The first-line therapies evaluated were imatinib (n = 90), nilotinib (n = 43), and dasatinib (n = 9). A total of 113 patients achieved EMR: 76.6% on imatinib, 80.9% on nilotinib, and 100% on dasatinib. A total of 107 patients were on the same TKI 12 months after diagnosis and 103 patients remained on the same TKI for at least 18 consecutive months.

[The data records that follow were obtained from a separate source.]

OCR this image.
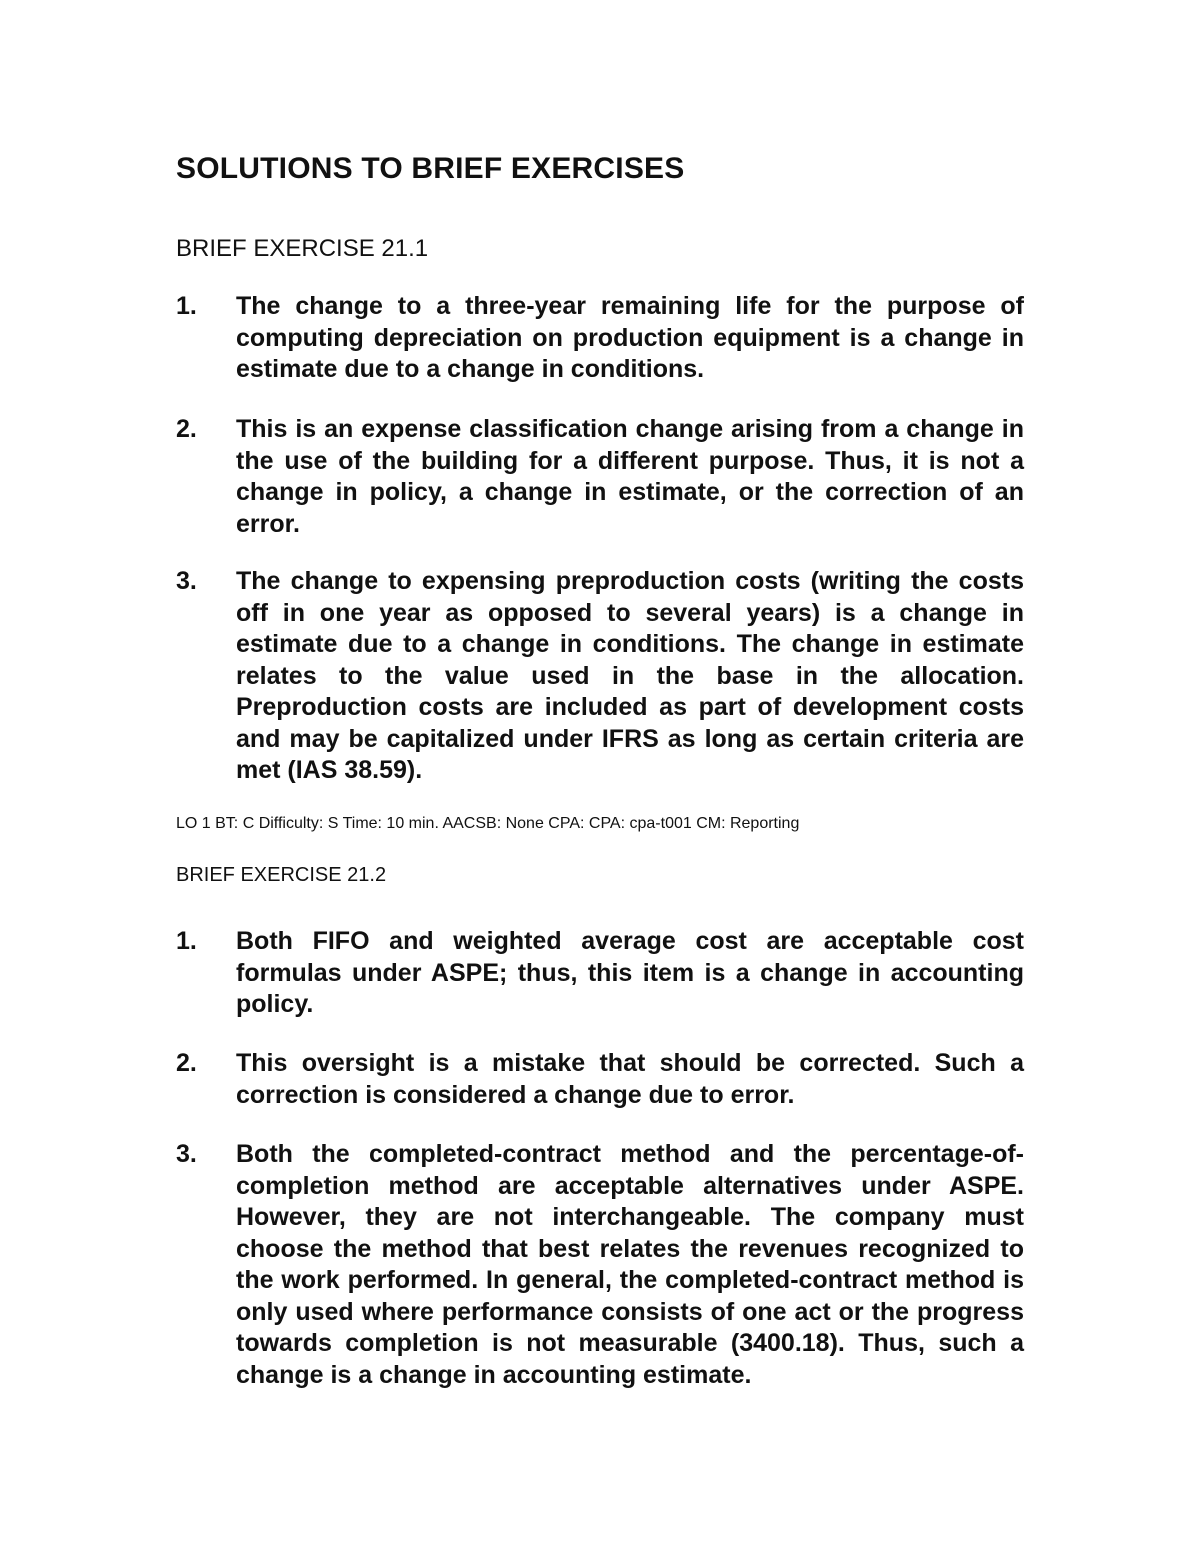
SOLUTIONS TO BRIEF EXERCISES
BRIEF EXERCISE 21.1
1.	The change to a three-year remaining life for the purpose of computing depreciation on production equipment is a change in estimate due to a change in conditions.

2.	This is an expense classification change arising from a change in the use of the building for a different purpose. Thus, it is not a change in policy, a change in estimate, or the correction of an error.

3.	The change to expensing preproduction costs (writing the costs off in one year as opposed to several years) is a change in estimate due to a change in conditions. The change in estimate relates to the value used in the base in the allocation. Preproduction costs are included as part of development costs and may be capitalized under IFRS as long as certain criteria are met (IAS 38.59).

LO 1 BT: C Difficulty: S Time: 10 min. AACSB: None CPA: CPA: cpa-t001 CM: Reporting

BRIEF EXERCISE 21.2
1.	Both FIFO and weighted average cost are acceptable cost formulas under ASPE; thus, this item is a change in accounting policy.

2.	This oversight is a mistake that should be corrected. Such a correction is considered a change due to error.

3.	Both the completed-contract method and the percentage-of-completion method are acceptable alternatives under ASPE. However, they are not interchangeable. The company must choose the method that best relates the revenues recognized to the work performed. In general, the completed-contract method is only used where performance consists of one act or the progress towards completion is not measurable (3400.18). Thus, such a change is a change in accounting estimate.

Prior to 12 months, all TKI changes were made due to grade ≥ 3 toxicities. Five patients on imatinib were changed due to rash, edema, and myalgias, and 1 patient on nilotinib due to gout and rash. At 18 months, 3 patients were switched due to toxicities (rash on imatinib, myocardial infarction on nilotinib, and pleural effusion on dasatinib), while 1 patient switched because they did not achieve optimal treatment response on nilotinib.

At 60 months of follow-up, the event-free survival was 85.3% for imatinib, 78.9% for nilotinib, and 28.1% for dasatinib.

“In terms of effectiveness, EMR can provide guidance at an early timepoint,” the authors concluded. “Although more potent TKIs are available, IM still appears to be satisfactory as frontline treatment choice taking into consideration the long-term safety profile.”

References

1. Russell-Smith TA, Verma S, Liu Y, Sikirica S, Janjan N. Retrospective real-world comparison of clinical and economic burden between first-generation and second-generation tyrosine kinase inhibitors (TKIs) in chronic myeloid leukemia (CML). Presented at: EHA2021 Virtual Congress; June 9-17, 2021. Poster PB1520.

2. Tsonis I, Mellios Z, Dellatola M, et al. Chronic myeloid leukemia – the challenge of frontline TKI selection 20 years after imatinib. Presented at: EHA2021 Virtual Congress; June 9-17, 2021. Poster PB1516.